Arah Baru Politik Indonesia

Artikel terkait : Arah Baru Politik Indonesia

Politik Indonesia pasca Peristiwa Reformasi(1998), yang diprediksi dan diharapkan akan lebih kontributif terhadap perjalanan demokrasi kita, terbukti berlangsung tanpa greget.

Paling jauh, isu utama dan mungkin satu-satunya yang bisa kita nikmati dengan berakhirnya rezim Orde Baru di bawah komando Jenderal Soeharto adalah terciptanya desakralisasi kekuasaan. Zaman Abdurrahmad Wahid desakralisasi kekuasaan dipraktikkannya melalui protokoler kenegaraan yang lebih longgar.
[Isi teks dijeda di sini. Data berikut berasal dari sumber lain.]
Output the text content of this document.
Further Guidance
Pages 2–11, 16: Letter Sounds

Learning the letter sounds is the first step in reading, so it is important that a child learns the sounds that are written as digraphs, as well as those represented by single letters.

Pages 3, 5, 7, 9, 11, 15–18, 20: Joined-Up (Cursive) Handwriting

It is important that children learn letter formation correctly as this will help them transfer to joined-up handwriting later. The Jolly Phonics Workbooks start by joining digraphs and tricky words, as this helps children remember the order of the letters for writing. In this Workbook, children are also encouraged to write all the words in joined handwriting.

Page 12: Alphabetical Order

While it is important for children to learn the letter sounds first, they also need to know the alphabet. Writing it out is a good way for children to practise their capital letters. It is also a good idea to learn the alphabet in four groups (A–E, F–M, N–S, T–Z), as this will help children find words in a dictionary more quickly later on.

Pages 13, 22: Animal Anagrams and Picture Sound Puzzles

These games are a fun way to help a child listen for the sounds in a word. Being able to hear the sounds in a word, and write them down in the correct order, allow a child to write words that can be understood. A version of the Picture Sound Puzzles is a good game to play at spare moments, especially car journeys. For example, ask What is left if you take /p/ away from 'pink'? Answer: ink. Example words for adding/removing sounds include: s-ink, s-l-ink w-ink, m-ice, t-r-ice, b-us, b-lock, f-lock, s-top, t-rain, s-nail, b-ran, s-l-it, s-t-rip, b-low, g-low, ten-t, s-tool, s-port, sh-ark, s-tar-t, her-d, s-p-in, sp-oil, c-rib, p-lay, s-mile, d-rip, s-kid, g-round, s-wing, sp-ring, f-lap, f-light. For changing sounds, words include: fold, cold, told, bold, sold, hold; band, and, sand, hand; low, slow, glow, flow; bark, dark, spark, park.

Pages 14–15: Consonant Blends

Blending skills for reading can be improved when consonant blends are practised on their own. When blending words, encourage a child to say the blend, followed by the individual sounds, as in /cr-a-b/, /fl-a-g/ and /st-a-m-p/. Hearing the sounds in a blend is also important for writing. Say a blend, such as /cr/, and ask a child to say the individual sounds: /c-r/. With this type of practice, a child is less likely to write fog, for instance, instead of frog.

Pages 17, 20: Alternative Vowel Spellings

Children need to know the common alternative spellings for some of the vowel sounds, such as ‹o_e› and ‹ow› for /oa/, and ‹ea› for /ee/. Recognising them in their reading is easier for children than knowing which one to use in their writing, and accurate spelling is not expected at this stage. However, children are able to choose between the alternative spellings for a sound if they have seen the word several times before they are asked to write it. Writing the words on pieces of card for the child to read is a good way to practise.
Pasca Reformasi, setelah Gus Dur lengser, implikasi desakralisasi menjadi fenomena umum sangat terasa dalam kehidupan politik yang euforia: penuh gairah. Kondisi seperti itu tentu saja maknanya positif belaka, apabila, sumber daya politik yang diserap oleh institusi penyelenggara kekuasaan negara terutama pada wilayah eksekutif dan legislatif yang rekrutmennya melalui proses atau mekanisme politik merupakan individu-individu yang berkualitas: memiliki visi, moralitas publik, dan punya komitmen.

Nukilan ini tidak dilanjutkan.